The danger is it’s the easy narratives—and they are so easy—that tend to catch fire. Cancel culture is quickly being made out to be the problem in society today, and it’s not by accident that the stories that get picked up and picked apart are those of campus activists or young staffers at a glossy magazine, who are easily painted as too privileged and too woke. And now the arguments have become so meaninglessly replicable that they’re echoed by the likes of Andrew Cuomo and Donald Trump—some of the most powerful, most protected politicians in the country—as a defense when they are being held to account.
It’s not that these things don’t matter, it’s just that the clumsy narratives decrying woke mobs miss the point: These are ultimately questions about who gets to speak and under what conditions. Condé set McCammond, and the magazine’s staff, up to fail. And yet they’ve seemingly evaded any responsibility for their decisions. It makes no sense.
We don’t live in a world where speech is equally guaranteed to everyone, but the cancel culture scolds aren’t the ones who are going to make that world possible. (Rarely do those same people rail about the imperiled speech of their perceived enemies, from Boycott, Divestment, and Sanctions movements on campuses to Black Lives Matter protesters.) As Adler-Bell wrote, “What leftists understand is that achieving that world—as opposed to the ‘actually existing’ liberal democracy we have today—will require a massive redistribution of income, wealth, and political power and sustained agitation against racism, sexism, and other forms of bigotry.”

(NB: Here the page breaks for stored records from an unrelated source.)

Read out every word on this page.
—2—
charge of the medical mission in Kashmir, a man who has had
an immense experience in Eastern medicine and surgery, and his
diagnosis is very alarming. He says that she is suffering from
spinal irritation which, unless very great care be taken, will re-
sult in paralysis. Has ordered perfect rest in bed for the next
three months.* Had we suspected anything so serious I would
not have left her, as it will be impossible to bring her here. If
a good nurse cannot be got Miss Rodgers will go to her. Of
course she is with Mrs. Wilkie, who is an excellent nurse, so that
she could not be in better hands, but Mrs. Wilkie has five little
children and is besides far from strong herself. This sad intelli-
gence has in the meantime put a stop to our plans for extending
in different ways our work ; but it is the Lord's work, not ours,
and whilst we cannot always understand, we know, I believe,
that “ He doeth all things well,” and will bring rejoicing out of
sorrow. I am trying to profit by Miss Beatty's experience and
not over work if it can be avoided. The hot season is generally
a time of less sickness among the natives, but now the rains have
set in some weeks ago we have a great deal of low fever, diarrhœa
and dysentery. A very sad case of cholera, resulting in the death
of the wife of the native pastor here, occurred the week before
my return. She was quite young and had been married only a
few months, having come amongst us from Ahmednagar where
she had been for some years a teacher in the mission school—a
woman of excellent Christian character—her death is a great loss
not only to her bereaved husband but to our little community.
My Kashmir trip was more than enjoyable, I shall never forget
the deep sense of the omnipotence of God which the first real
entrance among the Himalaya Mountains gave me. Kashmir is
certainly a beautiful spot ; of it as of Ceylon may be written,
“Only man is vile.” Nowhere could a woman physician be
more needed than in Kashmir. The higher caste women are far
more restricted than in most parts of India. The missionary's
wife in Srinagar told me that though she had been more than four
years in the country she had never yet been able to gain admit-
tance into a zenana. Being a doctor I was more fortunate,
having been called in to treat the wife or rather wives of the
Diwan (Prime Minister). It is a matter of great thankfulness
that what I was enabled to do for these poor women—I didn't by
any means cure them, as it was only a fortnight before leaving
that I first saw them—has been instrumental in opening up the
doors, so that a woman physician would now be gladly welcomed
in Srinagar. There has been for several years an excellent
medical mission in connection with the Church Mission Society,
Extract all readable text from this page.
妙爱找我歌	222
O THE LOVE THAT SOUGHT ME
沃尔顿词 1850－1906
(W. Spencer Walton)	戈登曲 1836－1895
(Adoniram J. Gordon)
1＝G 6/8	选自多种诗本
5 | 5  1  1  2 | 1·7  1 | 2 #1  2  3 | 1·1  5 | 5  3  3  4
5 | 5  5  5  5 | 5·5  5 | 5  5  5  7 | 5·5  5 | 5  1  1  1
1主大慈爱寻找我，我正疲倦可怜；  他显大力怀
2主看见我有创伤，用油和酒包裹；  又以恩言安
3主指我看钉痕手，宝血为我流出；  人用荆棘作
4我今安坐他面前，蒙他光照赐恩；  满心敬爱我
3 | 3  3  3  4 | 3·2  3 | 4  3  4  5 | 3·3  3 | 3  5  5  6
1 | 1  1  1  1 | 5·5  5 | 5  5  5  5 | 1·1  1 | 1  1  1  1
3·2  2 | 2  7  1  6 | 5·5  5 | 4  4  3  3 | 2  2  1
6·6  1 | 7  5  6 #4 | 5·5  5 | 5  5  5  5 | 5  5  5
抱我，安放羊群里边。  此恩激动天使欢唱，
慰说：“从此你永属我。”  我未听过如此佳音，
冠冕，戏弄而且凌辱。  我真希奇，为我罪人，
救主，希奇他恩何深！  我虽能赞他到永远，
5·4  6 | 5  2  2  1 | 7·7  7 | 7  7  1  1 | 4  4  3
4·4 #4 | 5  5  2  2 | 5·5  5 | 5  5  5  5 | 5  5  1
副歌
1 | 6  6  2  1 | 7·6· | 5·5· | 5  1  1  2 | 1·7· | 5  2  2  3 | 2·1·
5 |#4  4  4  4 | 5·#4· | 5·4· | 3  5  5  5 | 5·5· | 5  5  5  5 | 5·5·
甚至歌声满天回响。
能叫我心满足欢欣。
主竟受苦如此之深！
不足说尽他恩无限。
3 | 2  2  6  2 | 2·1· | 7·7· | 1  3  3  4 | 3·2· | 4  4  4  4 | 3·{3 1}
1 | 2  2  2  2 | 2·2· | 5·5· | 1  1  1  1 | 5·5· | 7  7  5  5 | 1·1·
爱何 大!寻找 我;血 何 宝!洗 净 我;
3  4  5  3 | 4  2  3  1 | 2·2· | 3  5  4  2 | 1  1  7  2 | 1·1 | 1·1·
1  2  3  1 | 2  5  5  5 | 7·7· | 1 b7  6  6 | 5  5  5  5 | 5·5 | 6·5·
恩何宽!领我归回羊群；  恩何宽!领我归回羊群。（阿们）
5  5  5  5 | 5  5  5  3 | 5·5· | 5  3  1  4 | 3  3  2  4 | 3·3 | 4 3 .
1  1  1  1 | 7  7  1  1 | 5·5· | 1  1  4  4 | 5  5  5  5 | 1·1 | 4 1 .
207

None of these arguments are new, but I think they are worth reiterating—not to convince the writers who bemoan cancel culture on Twitter, but to combat the narrative that is taking hold more broadly that the left doesn’t care about free speech and wants to get you fired for your tweets. The vehicles through which these things are litigated—a Dr. Seuss book, a magazine’s editor in chief—are often petty and limited, allowing the right and center to dominate the conversation around speech and power. The mechanisms those of us on the left have to respond to them are more complicated, and inherently clumsy and imprecise, but we need to keep trying. The stakes are too high to keep getting it wrong.